Archives

All posts for the month December, 2017

How We Cured Racism

Published December 30, 2017 by Philip Ivory

My new short story is called “How We Cured Racism.” But first, some back story.

Embed from Getty Images

A couple days ago, I found a woman’s wallet lying on the pavement in the parking lot where I was food shopping. I spotted a woman getting into her car and rushed over to return the wallet to her, for which she was very grateful. As I walked back to my car, a man standing by his truck spoke to me. He had observed the scene and told me that I had done a very good thing. He seemed very impressed, almost amazed by this simple act. (It made me wonder —  would he have done the same?) Then he told me the universe would do something good for me.

“I hope so,” I said in return.

Maybe he was right, because in the last two days I’ve had two works of fiction accepted for publication. One won’t appear until well into 2018. (More on that when it appears.)

The other was a story I had developed by participating in NYC Midnight’s 11th Annual Short Story Contest, which I wrote about in this blog earlier in the year. I didn’t win the contest, but have been sending the story out for publication for the last few months.

Today, which happens to be my birthday, I woke up to an email informing me that the story had been accepted at a journal called Rosette Maleficarum, which identifies itself as “a literary journal of dreams, nightmares and madness.”  Not only that, but it had been published today and was already online.

Here’s Rosette Maleficarum’s creedo:

“This literary journal shows the beautiful, yet depraved nature that lies within reality, both in humanity and the environment surrounding us. From dark, Gothic fairy tales, to dream-laced poems, the Maleficarum dances between the boundaries of life and death itself.”

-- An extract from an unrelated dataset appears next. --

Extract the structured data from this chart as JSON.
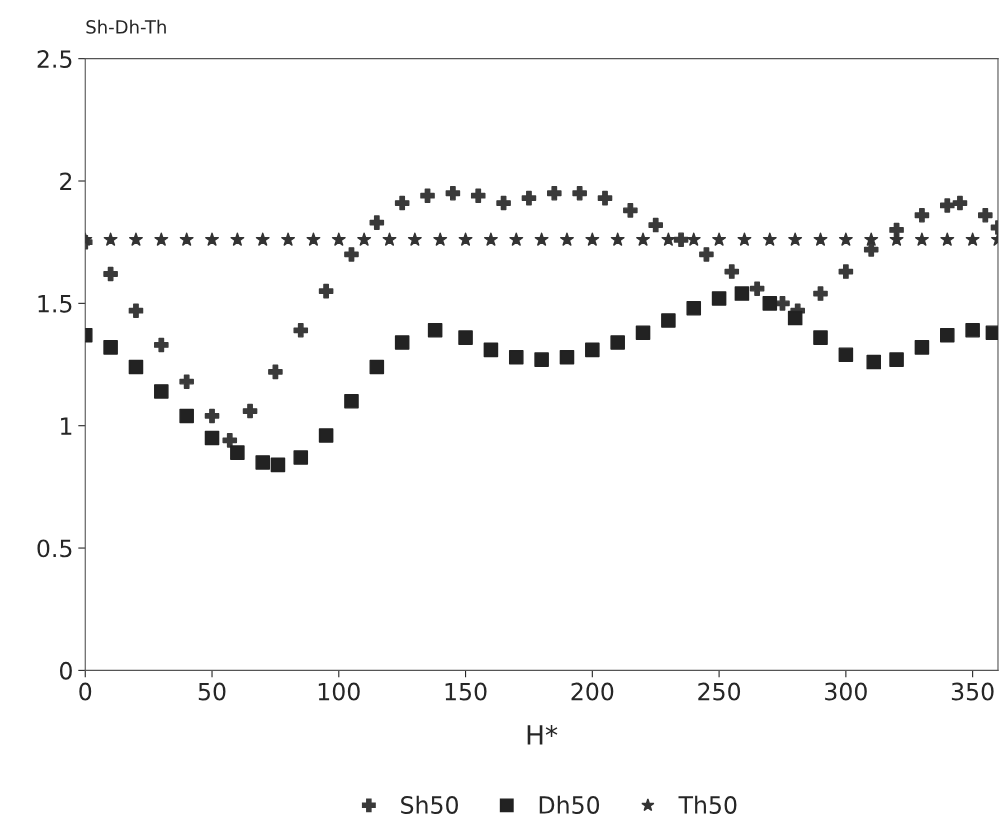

So whether it was because of good supermarket karma, or because it was my birthday, or for whatever reason, I’m grateful for the publication.

It’s an edgy, speculative story that leans toward the dark and disturbing. In some ways I think it reflects the tumultuous, divisive, unhappy world we currently find ourselves in. It is perhaps all the more disturbing in that the voice that narrates the tale is that of a child.

Find out for yourself. Read “How We Cured Racism” at Rosette Maleficarum today.

Thanks, and a much happier New Year to all of us.